Project 3

Selected Country: Ethiopia

I chose to work with Ethiopia because I had worked with Ethiopia for Project 2 and wanted to learn more about the country. Ethiopia is a currently landlocked country located on the Horn of Africa. I chose the word “currently” to describe its landlocked nature because throughout its history its geographic boundaries have changed, and at points it did include territory adjacent to the Red Sea. However, it has been landlocked 1993. Ethiopia’s boundaries, which have changed over time may present a challenge for geospatial analysis. Ethiopia is a fairly large and populated country, with over one million total square kilometers of land and over 110 million people; I discovered this when my computer was unable to process all its data due to the sheer size. Ethiopia contains nearly 8k square kilometers of water. The country’s average elevation is about 1330m. The greatest use of land is for agriculture; nearly 40% of the land is used for agricultural purposes. Another 20% serves as pastures. Ethiopia borders Djibouti, Eritrea, Kenya, Somalia, South Sudan and Sudan. It is possible that population counts for Ethiopia may be affected by internal conflict or conflict in bordering countries.
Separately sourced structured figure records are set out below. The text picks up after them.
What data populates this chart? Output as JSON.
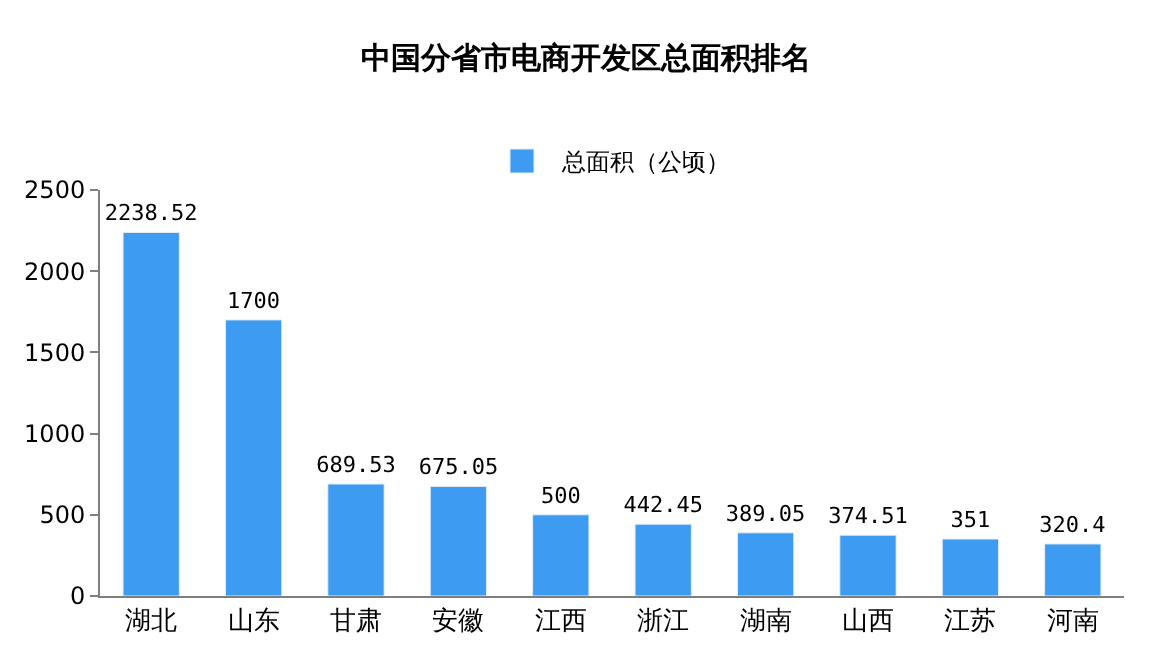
{
  "chart_data": {
    "type": "bar",
    "title": "中国分省市电商开发区总面积排名",
    "categories": [
      "湖北",
      "山东",
      "甘肃",
      "安徽",
      "江西",
      "浙江",
      "湖南",
      "山西",
      "江苏",
      "河南"
    ],
    "series": [
      {
        "name": "总面积（公顷）",
        "color": "#3d9cf2",
        "values": [
          2238.52,
          1700,
          689.53,
          675.05,
          500,
          442.45,
          389.05,
          374.51,
          351,
          320.4
        ]
      }
    ],
    "ylim": [
      0,
      2500
    ],
    "yticks": [
      0,
      500,
      1000,
      1500,
      2000,
      2500
    ],
    "legend": "top",
    "data_labels": true
  }
}
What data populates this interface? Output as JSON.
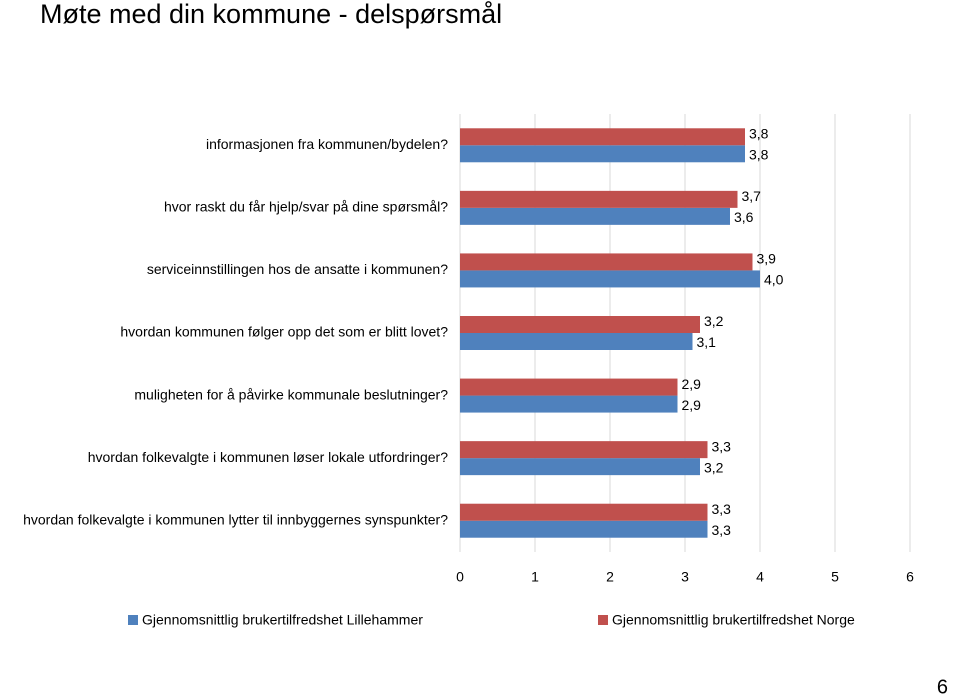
{
  "chart_data": {
    "type": "hbar",
    "title": "Møte med din kommune - delspørsmål",
    "categories": [
      "informasjonen fra kommunen/bydelen?",
      "hvor raskt du får hjelp/svar på dine spørsmål?",
      "serviceinnstillingen hos de ansatte i kommunen?",
      "hvordan kommunen følger opp det som er blitt lovet?",
      "muligheten for å påvirke kommunale beslutninger?",
      "hvordan folkevalgte i kommunen løser lokale utfordringer?",
      "hvordan folkevalgte i kommunen lytter til innbyggernes synspunkter?"
    ],
    "series": [
      {
        "name": "Gjennomsnittlig brukertilfredshet Lillehammer",
        "color": "#4f81bd",
        "values": [
          3.8,
          3.6,
          4.0,
          3.1,
          2.9,
          3.2,
          3.3
        ],
        "value_labels": [
          "3,8",
          "3,6",
          "4,0",
          "3,1",
          "2,9",
          "3,2",
          "3,3"
        ]
      },
      {
        "name": "Gjennomsnittlig brukertilfredshet Norge",
        "color": "#c0504d",
        "values": [
          3.8,
          3.7,
          3.9,
          3.2,
          2.9,
          3.3,
          3.3
        ],
        "value_labels": [
          "3,8",
          "3,7",
          "3,9",
          "3,2",
          "2,9",
          "3,3",
          "3,3"
        ]
      }
    ],
    "xlim": [
      0,
      6
    ],
    "xticks": [
      0,
      1,
      2,
      3,
      4,
      5,
      6
    ],
    "grid": true
  },
  "page_number": "6"
}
Most of Ethiopia’s populations is concentrated in the northern and central parts of the country, particularly around the capital Addis Ababa. The following map from the CIA World Factbook provides a means of visualizing population density in Ethiopia.

plot

Below is a graphic of Ethiopia at the level of the primary administrative division.

plot

Below is a graphic of Ethiopia at the level of third-order administrative division.

plot

Below is a graphic showing Afar and the subdivisions within Afar.

plot

Using two machine learning methods, predict population values at 100 x 100 meter resolution throughout your selected country. I chose to apply a simple linear model as well as a random forest model.

Model 1) Linear model

To run the linear model, I modeled predictions using geographic coordinates and the sum of all the variables (water, dst011, dst040, dst130, dst140, dst150, dst160, dst190, dst200, topo, slope, ntl).
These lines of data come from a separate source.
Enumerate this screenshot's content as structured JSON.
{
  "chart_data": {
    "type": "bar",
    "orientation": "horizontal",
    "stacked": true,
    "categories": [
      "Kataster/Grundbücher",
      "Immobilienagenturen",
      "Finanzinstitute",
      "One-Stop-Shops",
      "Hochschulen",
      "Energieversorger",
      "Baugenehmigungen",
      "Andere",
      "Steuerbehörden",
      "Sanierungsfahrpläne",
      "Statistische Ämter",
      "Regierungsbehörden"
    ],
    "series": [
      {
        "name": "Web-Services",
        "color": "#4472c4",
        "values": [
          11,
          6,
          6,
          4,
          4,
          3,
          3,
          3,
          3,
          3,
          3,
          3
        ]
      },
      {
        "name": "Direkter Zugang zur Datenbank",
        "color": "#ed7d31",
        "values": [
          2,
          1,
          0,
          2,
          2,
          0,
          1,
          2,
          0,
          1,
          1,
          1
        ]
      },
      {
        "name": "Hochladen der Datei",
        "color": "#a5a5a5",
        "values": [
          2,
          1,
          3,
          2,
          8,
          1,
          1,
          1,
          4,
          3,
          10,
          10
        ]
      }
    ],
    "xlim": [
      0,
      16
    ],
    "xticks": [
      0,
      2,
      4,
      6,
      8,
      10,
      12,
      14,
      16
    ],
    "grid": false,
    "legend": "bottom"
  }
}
Below is the plot of population sums generated by the linear model.

plot

I decided to compare that with a map of Afar demonstrating population density to ensure that my methodology and filtering were correct, and it appears that they match up.

plot

Although the Afar region is not known for any urban ongoings, it does appear that there is a higher population density towards the northwest. I will keep this in mind when analyzing model performance.
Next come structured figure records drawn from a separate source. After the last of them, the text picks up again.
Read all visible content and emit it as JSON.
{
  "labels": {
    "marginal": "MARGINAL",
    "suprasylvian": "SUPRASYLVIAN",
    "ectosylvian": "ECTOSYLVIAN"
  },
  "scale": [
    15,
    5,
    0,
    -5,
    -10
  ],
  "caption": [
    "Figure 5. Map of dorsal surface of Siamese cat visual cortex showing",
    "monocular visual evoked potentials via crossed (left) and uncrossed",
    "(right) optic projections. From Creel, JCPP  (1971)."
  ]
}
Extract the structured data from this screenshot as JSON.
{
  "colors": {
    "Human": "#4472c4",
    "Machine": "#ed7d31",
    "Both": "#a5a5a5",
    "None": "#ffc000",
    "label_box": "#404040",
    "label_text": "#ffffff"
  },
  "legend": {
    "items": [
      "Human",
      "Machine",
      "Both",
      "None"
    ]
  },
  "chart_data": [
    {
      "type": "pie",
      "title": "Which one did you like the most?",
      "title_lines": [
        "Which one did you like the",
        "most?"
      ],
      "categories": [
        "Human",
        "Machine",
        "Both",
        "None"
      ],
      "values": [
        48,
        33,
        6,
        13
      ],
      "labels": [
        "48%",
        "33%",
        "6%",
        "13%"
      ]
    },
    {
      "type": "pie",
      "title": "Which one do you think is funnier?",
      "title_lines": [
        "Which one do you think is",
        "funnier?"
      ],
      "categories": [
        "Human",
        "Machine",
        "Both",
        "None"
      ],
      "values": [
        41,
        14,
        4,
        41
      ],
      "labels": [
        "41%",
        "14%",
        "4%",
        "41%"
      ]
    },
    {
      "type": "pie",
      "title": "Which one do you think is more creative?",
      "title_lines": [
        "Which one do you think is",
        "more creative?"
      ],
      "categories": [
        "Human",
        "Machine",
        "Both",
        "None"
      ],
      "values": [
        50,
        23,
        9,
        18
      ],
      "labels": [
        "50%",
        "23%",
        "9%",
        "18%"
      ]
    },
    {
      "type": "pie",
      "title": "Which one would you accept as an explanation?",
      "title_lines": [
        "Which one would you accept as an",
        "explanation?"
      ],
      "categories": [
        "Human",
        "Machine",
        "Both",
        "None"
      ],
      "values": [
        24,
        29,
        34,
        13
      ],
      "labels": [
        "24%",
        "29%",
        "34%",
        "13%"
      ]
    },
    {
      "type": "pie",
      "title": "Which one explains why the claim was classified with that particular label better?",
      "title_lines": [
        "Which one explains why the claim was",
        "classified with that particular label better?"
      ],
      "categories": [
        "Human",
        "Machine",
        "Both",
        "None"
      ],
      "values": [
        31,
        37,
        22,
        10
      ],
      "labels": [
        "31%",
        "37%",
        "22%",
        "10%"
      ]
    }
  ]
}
Below is a plot showing the difference between the actual population sums and those predicted by the model. It appears that the model has slightly underpredicted the population. The plot does show that the model fairly consistently underpredicted across the region, meaning that the error was with the model itself and not a result of regional differences within Afar.

plot

Below is a 3D visualization demonstrating the predictions versus actual population counts. There is a consistent clustering of lines below the model, demonstrating consistent under predictions of the model thorughout the region. Most of the population are pastoralists, some of whom are nomadic, so it is possible that the lack of urbanization and prominent city centers in the region causes this phenomenon of consistent underprediction.

plot

Below is a 3D visualization of root mean squared error of the model across the region.

plot

When I first ran the model, I encountered the following issue: The sum of the population sums from the model equals 1809074. The sum of the population is 101017113, which is quite a bit bigger. It seems like model is severely underpredicting the population counts, but I do not think this is the case. I think the reason for this great disparity is because the predicted sum is only for the Afar region but the actual sum includes all of Ethiopia. According to Google, the Afar region has approximately 1.8 million residents, meaning the model is not far from its mark.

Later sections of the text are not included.